Brazil’s current retirement age is 60 for men and 55 for women. This has led a massive fiscal deficit in Brazil.
But Bolsonaro’s election has increased bets that Brazil would be able to reform the country’s crippling pension system. More than 91 percent of investors surveyed by Bank of America Merrill Lynch believe pension reform will be done in 2019, with one third of respondents expecting it to be approved in the first half of the year.
The newly minted president has already suggested hiking the retirement age to 62 for men and 57 for women. He has also issued a decree that rolls back some benefits.

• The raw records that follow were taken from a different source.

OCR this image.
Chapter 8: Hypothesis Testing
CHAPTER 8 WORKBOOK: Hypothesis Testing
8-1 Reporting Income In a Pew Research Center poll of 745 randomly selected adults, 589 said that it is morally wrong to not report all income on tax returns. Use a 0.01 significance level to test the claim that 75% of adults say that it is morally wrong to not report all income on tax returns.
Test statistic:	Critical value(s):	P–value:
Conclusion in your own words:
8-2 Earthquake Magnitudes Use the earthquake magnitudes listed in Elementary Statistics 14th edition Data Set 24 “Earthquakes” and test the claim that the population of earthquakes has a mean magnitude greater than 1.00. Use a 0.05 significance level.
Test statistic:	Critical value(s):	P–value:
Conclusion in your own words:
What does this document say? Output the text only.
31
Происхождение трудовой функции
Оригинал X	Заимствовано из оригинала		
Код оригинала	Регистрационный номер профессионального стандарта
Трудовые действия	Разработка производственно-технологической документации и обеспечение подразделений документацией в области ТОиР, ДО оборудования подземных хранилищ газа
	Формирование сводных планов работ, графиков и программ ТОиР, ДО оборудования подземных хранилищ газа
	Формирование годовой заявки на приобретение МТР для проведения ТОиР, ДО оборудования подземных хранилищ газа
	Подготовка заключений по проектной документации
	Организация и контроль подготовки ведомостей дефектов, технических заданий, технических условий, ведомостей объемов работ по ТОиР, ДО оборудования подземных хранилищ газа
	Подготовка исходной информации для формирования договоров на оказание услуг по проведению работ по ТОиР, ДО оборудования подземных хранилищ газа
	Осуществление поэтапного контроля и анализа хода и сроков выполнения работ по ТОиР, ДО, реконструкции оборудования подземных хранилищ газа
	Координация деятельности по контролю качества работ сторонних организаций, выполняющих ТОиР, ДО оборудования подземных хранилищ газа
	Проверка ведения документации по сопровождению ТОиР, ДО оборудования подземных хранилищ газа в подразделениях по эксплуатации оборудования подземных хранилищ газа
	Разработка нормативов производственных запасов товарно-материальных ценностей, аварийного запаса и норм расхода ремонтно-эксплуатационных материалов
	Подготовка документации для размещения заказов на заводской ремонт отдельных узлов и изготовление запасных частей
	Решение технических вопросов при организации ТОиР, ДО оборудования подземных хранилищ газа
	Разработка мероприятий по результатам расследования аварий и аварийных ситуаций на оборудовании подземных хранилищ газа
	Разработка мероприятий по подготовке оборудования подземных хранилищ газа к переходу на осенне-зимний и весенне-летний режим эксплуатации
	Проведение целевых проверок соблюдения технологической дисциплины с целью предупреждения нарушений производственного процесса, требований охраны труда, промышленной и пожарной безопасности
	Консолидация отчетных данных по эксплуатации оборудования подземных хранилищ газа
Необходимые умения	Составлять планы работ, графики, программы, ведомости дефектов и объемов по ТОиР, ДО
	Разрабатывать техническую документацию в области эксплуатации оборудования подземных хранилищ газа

Investors are also expecting Brazilian shares to build on their hot start to 2019. Sixty-eight percent of investors polled by Santander expect Brazil to be the top-performing country for Latin American equities.
Brazilian stocks are expected to get a boost from a slowdown in rate hikes from the U.S. Federal Reserve, which is also expected to boost broader emerging markets. They are also expected to benefit from a privatization and deregulation push by the Bolsonaro administration.
“Inflation expectations have moderated and the perception of a dovish Fed strengthens the case
for [the Brazilian central bank] to stand pat,” strategists at MRB Partners wrote in a note earlier this month. “The new government’s bias in favor of privatization and smaller government will support a re-rating in a number of listed state-controlled enterprises.”